Peer matches can be a great way to target goals that may have been mastered on an individual level, but not with others.

Meet Daniel and Miles!

Daniel is 14; he loves soccer and Angry Birds. His best friend is his twin brother whom he spends most of his free time with. Someday, he is hoping to become a professional soccer player or maybe write books.

Miles is 13; he loves to cook and build with Legos. His best friend is his twin brother whom he spends most of his free time with. Someday, he would like to be a Lego designer or a chef.
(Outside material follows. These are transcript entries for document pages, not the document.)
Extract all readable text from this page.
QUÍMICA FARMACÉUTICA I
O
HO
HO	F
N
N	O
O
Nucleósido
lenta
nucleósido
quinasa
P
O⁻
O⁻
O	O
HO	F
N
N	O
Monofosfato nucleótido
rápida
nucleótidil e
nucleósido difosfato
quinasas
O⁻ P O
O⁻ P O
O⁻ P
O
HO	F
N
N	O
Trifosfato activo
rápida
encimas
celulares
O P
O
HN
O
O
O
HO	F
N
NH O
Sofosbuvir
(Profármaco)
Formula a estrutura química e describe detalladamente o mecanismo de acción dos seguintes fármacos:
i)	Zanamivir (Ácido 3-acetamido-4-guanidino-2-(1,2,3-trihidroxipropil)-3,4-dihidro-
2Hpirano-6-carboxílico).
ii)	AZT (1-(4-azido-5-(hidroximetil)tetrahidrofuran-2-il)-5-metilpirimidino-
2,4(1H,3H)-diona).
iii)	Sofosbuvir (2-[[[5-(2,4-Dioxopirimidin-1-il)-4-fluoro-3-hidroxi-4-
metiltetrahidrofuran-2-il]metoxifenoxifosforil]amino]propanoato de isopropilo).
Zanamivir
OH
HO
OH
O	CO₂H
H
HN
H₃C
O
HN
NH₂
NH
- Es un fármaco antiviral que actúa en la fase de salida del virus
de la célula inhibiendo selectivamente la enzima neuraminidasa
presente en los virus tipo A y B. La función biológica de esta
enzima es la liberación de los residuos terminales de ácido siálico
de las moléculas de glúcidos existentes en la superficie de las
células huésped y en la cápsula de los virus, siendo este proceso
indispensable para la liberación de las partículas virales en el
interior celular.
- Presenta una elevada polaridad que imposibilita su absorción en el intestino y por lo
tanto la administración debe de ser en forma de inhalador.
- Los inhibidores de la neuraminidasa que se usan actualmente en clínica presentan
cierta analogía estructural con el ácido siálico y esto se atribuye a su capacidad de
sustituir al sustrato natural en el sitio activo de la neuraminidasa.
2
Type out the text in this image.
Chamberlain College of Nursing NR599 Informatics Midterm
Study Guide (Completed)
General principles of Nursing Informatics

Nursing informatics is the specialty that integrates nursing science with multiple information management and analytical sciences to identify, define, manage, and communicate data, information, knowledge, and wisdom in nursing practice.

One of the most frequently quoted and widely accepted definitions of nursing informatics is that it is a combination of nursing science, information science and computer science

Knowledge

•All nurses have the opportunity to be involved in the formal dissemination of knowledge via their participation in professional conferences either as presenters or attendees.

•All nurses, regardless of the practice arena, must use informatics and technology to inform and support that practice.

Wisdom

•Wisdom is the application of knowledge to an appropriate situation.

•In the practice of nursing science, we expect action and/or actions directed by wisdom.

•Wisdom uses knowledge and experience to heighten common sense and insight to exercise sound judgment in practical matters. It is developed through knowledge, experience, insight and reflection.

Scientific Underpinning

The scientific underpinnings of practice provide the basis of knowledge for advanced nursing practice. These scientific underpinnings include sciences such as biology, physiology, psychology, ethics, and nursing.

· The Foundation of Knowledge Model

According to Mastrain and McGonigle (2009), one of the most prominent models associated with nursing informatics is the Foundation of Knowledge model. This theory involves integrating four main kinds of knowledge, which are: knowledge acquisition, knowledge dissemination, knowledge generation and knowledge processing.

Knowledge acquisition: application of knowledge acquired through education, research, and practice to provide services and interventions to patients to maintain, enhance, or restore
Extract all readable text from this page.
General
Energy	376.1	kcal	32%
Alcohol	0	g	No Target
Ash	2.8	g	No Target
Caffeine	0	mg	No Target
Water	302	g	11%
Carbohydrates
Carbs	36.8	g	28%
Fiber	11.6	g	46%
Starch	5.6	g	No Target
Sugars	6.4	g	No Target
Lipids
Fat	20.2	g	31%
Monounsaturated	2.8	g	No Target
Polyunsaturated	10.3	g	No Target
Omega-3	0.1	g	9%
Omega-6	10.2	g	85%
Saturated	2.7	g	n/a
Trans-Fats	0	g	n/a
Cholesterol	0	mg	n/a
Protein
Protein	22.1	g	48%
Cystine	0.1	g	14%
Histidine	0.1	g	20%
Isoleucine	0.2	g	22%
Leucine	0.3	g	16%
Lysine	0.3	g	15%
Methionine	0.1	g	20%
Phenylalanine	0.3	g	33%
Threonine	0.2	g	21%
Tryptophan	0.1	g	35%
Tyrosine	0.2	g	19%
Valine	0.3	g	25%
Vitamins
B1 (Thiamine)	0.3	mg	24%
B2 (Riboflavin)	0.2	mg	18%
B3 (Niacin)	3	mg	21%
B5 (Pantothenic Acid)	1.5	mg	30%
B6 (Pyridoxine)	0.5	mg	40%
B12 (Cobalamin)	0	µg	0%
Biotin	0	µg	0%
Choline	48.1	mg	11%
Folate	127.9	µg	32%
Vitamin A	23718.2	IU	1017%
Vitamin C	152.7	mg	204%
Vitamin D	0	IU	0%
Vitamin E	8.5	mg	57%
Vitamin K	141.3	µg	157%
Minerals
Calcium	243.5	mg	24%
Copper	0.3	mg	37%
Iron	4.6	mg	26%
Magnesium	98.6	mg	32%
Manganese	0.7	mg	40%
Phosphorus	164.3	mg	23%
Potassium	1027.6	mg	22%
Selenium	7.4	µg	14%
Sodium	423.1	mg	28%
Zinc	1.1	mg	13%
Both boys had been receiving a variety of services through TAG for several years. They had met each other from time to time, but had not become friends. Both had acknowledged wanting to make more friends. They struggled considering other people’s perspectives, tended to either be too controlling or too passive, had difficulty reflecting on their own actions, tended to become upset quickly, and were often disorganized when tackling an activity. After careful consideration of their personalities, strengths and challenges, we decided to create a Peer Match, where Daniel and Miles would get to meet on a weekly basis with each other under the guidance and facilitation of one of our trained extenders (tutors).

Based on our knowledge on the boys, we developed individualized goals that targeted areas that interfered with their development.

Daniel and Miles started meeting over the summer of 2014. Every week, I met with our extender to reflect and discuss what had taken place in the last group, and to plan for the following group. Every group and activity was carefully analyzed and planned. Our goal was to create a safe and nurturing environment where the boys would be motivated to try new activities, get to know their peer, start developing greater self-awareness, and become more comfortable interacting with others in meaningful ways.

What happened then was quite wonderful! Under our careful guidance, Daniel and Miles developed a genuine friendship, where they looked forward to spending time together on a weekly basis. They engaged in a variety of activities that included cooking, board games, making videos, physical challenges and sports, and many more! They became used to reflecting on their emotions, actions, intentions and achievements. After a few months, Miles shared, “I used to hate basketball because I used to be so bad at it, but now I’ve gotten better at it, and I really enjoy it.” Daniel often reflects on how lucky he feels that he and Miles have become such good friends.

Like with any good friendship, Daniel and Miles do not always agree with each other. One day they were working on a film project that involved quite a bit of planning and decision making. Both boys were very excited and had very strong opinions of how the project should proceed. They experienced quite a bit of difficulty in coming to an agreement with how things should be done. After several sessions of trying to resolve their disagreements, the boys and their extender came to the realization that this project was a bit too challenging for now, and they decided to postpone it. Under the guidance of their extender, both boys reflected on their experience and their emotions. They realized that although they were very invested in the film project, they cared more about their friendship. They now look back at that event and genuinely smile at how upset they became, but how well they were able to recover and maintain their friendship. This was one of many powerful lessons that Miles and Daniel learned through their peer match groups.

Their friendship has now expanded beyond the TAG clinic, as the boys have met at each other’s house on several occasions, each time very successfully. It has been a joy to be a part of and witness their relationship blossom and develop.